As revenues plummeted, PZ Cussons also lowered operating profit expectations for FY25 to £47m-£53m as the impact of the movement of the Nigerian naira remained uncertain.
Investors sold off the stock in response to the results, sending shares tanking 15% to 87.5p on Wednesday. The stock is down more than 41% so far this year as the personal care group attempts to right the ship.
A 70% drop in the naira sent the bottom line swinging from a pre-tax profit of £61.8m in FY23 to losses of £95.9m, on revenues down 20% to £527.9m.
A 44% reduction in dividends to 3.6p a share also failed to impress the markets.
CEO Jonathan Myers said the group had “worked hard” to mitigate the impact of the Nigerian currency devaluation on the group, and added he remained confident in the long-term potential for sustainable, profitable growth.
PZ Cussons flagged it had moved a step closer to selling off its troubled African business following the launch of a strategic review in April, with a number of expressions of interest. Plans to flog St Tropez were also “progressing”, the group added.
Myers also pointed to “significantly improved” trading in the UK personal care business, as Carex returned to growth and Original Source, Imperial Leather and Childs Farm all enjoyed a year of double-digit revenue growth.

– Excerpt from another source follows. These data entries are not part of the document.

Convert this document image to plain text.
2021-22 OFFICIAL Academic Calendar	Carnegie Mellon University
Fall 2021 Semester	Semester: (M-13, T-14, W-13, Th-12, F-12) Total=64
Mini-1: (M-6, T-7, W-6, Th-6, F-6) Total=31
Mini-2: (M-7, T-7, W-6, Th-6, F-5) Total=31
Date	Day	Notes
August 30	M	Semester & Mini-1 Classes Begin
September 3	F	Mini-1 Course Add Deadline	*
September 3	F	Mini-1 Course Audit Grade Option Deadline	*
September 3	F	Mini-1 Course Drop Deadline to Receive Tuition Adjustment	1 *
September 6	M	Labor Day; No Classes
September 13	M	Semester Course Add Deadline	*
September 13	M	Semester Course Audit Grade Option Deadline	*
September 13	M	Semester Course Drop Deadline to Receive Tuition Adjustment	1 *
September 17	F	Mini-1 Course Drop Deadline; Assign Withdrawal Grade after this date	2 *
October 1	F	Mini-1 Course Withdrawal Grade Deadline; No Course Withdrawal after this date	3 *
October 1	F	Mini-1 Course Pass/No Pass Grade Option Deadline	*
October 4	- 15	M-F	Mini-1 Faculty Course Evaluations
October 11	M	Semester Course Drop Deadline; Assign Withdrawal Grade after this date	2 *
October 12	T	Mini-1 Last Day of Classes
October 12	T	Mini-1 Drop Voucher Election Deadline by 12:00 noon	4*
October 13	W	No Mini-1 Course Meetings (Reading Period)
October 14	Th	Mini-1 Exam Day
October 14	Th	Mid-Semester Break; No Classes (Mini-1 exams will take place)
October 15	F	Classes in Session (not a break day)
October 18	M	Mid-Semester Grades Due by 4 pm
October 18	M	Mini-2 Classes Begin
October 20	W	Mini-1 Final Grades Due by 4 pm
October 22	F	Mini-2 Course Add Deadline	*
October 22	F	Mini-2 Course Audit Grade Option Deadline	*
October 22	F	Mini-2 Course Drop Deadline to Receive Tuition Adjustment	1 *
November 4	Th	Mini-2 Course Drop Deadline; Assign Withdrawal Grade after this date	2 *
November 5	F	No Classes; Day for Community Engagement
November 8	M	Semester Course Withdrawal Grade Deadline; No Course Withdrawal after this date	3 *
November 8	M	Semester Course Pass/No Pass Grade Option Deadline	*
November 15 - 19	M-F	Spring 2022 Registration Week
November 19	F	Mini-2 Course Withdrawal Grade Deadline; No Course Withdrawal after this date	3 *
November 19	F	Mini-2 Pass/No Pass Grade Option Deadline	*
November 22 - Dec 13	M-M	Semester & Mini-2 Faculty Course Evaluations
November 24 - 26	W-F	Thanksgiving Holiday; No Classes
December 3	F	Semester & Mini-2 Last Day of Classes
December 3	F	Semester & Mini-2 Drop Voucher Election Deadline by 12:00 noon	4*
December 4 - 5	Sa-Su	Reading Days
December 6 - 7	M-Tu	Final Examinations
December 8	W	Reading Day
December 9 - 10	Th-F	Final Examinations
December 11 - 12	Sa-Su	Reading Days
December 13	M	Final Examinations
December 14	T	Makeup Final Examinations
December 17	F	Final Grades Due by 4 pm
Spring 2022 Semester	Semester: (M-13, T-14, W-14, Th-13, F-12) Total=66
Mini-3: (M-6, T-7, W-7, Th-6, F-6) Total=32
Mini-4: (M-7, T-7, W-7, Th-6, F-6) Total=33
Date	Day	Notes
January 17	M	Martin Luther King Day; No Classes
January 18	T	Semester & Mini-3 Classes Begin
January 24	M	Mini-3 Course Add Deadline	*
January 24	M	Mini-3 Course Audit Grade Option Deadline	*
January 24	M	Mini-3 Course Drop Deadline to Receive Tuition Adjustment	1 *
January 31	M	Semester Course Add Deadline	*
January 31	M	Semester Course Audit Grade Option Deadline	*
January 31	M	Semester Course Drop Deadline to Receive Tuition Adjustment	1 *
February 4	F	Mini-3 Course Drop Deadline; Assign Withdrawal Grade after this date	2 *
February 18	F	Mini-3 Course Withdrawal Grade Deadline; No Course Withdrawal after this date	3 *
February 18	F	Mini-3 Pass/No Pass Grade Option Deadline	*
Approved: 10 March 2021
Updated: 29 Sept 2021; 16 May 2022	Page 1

He added that “favourable trends” experienced in the second half of FY24 had continued into the new financial year.
Patrick Folan of Barclays said it was “hard to get too excited” on PZ Cussons, as the uncertainty around naira clouded visibility on operating profit expectations, and a beauty destock in the US partially offset momentum in the wider UK personal care business.
“Portfolio transformation via the potential sales of St Tropez and Africa is progressing but nothing tangible to report leaves us wanting more,” Folan added.
However, Matthew Webb of Investec called the interest in Africa ‘encouraging’ and said PZ Cussons would not have made the statement unless these were credible approaches.
“We are cautiously optimistic that local players will have a more positive view of PZ Cusson’s assets in Nigeria than the UK stock market,” he added.
AJ Bell investment director Russ Mould worried that Myers, who has been at the helm since 2020, would be under pressure to deliver meaningful change and soon.
“The current situation of having its results consistently marred by the devaluation of the naira feels unsustainable with the shares trading near 12-month lows. Shareholders also have to deal with the added sting of a big drop in the dividend, which won’t do anything for their patience,” he said.
He added: “There were some signs of progress in the background, with the company reducing its debt pile, and it did see volume growth in the fourth quarter. However, partly due to accounting changes related to preparing the African unit for sale, the company faces even greater sensitivity to the naira in the current financial year.